O sucesso inicial de uma companhia frequentemente se torna o seu maior passivo. Em vídeo publicado no canal The Frontier | Business em 10 de maio de 2026, o autor Eric Ries argumenta que a força destrutiva primária para organizações consolidadas não é a concorrência, mas uma "gravidade financeira" que as arrasta para a mediocridade. Ries defende que o modelo padrão de governança, focado na primazia do acionista e no retorno sobre investimento, cria incentivos estruturais que corrompem a missão original de um negócio. Para evitar que empresas se tornem irreconhecíveis ou hostis aos próprios fundadores, a solução exige arquiteturas legais rigorosas que bloqueiem a extração de valor no curto prazo.

A armadilha do dever fiduciário

A vulnerabilidade das empresas cresce na proporção de sua dependência de estruturas legais convencionais. Ries aponta que fundadores frequentemente adotam os documentos padrão de incorporação em Delaware, o que estabelece um dever fiduciário de maximizar o valor para o acionista. Ele ilustra o risco com o caso da Vectura, uma fabricante britânica de inaladores. Apesar dos protestos da comunidade médica, o conselho da empresa aceitou uma oferta de compra da Philip Morris, argumentando que suas mãos estavam atadas pela obrigação legal de aceitar o lance mais alto.

O foco exclusivo em métricas de curto prazo corrói a confiança do consumidor e a viabilidade do produto. Ries contrasta essa dinâmica com a trajetória do Groupon. Segundo relatos do fundador Andrew Mason citados no vídeo, a empresa cedeu à pressão interna para aumentar a frequência de e-mails diários de um para oito, visando inflar a receita trimestral. A decisão gerou lucro imediato, mas prejudicou o modelo de negócios da companhia de forma irreversível.

Para contexto, a BrazilValley aponta que a pressão por otimização de margens é uma constante em ciclos de capital intensivo, frequentemente acelerada pela entrada de fundos de aquisição.
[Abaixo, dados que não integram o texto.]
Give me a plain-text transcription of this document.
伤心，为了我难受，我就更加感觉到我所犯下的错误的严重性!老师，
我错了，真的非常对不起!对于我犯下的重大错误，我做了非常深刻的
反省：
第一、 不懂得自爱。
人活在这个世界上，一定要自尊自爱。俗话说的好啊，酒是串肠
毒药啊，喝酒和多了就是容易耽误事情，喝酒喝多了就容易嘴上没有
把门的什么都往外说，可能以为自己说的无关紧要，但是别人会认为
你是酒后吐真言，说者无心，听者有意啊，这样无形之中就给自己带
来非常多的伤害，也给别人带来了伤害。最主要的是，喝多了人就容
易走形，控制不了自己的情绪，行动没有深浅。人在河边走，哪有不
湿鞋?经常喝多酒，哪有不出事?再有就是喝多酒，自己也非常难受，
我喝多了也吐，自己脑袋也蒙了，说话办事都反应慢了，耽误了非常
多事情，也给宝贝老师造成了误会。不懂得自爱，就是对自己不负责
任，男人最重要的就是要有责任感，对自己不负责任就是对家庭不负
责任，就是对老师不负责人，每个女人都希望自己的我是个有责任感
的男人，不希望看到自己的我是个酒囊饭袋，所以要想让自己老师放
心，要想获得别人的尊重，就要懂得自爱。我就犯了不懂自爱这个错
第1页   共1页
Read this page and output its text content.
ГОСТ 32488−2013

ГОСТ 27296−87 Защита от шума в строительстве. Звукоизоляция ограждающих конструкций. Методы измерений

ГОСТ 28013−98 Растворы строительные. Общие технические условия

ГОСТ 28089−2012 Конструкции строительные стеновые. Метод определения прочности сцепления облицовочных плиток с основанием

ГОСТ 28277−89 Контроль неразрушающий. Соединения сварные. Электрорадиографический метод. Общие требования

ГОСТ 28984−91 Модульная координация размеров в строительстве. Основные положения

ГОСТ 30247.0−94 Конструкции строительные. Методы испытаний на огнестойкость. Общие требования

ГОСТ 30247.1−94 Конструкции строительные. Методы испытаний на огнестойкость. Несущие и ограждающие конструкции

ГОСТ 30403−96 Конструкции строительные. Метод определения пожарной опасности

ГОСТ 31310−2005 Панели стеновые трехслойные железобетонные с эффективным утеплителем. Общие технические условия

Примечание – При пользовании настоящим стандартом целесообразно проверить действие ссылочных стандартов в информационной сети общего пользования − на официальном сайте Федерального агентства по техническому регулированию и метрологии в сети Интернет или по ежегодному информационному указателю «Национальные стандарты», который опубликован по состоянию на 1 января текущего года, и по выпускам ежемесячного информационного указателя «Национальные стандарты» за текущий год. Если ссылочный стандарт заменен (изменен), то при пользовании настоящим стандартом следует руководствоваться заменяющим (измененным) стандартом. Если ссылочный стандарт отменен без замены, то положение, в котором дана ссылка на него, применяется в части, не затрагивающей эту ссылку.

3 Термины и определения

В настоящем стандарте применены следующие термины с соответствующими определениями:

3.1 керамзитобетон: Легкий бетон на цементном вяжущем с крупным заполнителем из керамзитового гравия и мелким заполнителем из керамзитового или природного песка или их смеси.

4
Fora do que foi dito no vídeo, a dinâmica de maximização de extração de valor costuma alterar drasticamente a qualidade dos insumos após transições de controle acionário, um padrão histórico em consolidações de mercado.

O princípio da dificuldade e as fundações industriais

A defesa contra a erosão corporativa exige o que Ries classifica como o princípio de que "o mais difícil é o mais fácil". Tomar decisões pautadas por princípios gera confiança, o ativo mais subestimado nos negócios. Ele cita a Cloudflare e seu CEO, Matthew Prince. A empresa optou por oferecer criptografia SSL gratuitamente para seus usuários, assumindo os custos técnicos para cumprir a missão de construir uma internet melhor. A decisão reduziu temporariamente a conversão de contas pagas, mas aumentou o topo do funil em uma ordem de grandeza.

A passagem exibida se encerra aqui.